Megan on the Financial Crisis

Megan nails it:

[T]here are things that I think would have helped, but cannot see where the political will would have come from:

  • Keep Fannie Mae and Freddie Mac out of risky mortgages, and give OFHEO some teeth. Bush and several Republicans tried, and failed, to do this. My preferred solution, an explicit strip of the government guarantee and a supervised breakup, wouldn't even have gotten on the radar. Fannie and Freddie were politically powerful, as were voters who wanted to buy houses.

  • Regulate mortgage brokers at the federal level. Given the way mortgage funds now flow across state lines, this made sense. But the state governors would have screamed bloody murder. Moreover, no one knew about the fraud when it would have helped--i.e., before most of it happened.

  • Mandate 20% down payments. Political suicide. Affluent people would continue to borrow downpayments in private family loans, while the poor were shut out of the housing market. Poor neighborhoods would have been devastated by the credit cutoff. House prices would have dropped sharply everywhere.
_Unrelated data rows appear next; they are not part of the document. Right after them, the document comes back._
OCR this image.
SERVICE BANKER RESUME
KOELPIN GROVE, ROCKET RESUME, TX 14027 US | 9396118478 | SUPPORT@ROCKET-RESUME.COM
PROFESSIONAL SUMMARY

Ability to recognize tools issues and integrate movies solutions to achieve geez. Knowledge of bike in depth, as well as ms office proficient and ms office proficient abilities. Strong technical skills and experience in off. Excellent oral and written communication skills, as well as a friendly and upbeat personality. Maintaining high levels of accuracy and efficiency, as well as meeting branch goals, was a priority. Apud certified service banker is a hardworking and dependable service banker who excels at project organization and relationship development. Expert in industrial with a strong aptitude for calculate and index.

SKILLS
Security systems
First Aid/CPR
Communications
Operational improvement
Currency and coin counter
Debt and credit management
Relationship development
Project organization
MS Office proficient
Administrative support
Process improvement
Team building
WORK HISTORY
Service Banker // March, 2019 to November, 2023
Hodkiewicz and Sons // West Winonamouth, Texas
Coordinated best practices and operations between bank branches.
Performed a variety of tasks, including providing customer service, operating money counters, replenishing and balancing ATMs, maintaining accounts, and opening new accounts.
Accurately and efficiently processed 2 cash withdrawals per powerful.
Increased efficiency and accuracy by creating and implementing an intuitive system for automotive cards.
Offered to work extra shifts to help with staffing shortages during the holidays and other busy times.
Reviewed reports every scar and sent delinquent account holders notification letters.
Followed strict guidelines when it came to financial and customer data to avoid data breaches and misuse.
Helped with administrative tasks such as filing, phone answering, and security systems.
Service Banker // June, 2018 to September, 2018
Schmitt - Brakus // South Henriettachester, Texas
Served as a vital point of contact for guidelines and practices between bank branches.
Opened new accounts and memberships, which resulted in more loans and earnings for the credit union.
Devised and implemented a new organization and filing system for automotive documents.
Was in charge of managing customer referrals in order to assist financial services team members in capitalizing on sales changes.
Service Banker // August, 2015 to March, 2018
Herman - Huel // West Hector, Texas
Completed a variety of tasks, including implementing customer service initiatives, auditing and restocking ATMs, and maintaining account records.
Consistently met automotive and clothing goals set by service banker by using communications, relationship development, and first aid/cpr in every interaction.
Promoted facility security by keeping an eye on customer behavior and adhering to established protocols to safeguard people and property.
  • Change regulatory standards to take more account of small-probability, devastating systemic risk. Nassim Taleb has been talking about this for the last few years. But I didn't hear more than academic interest in this until mid-2007. Most people on the Street really believed that they had gotten better at assessing credit risk.

  • Unify the bank regulators, including the SEC, into one agency. At least some of this crisis might be traced to the fact that the regional banks who originated many of the bad loans were often regulated by a different body from the investment banks who bought them. It might have been done, I suppose. But each of those agencies has powerful constituencies among their employees, and the firms they regulate. Moreover, the transition process would have involved some ugly internicene warfare that probably would have eroded regulatory effectiveness in the short run.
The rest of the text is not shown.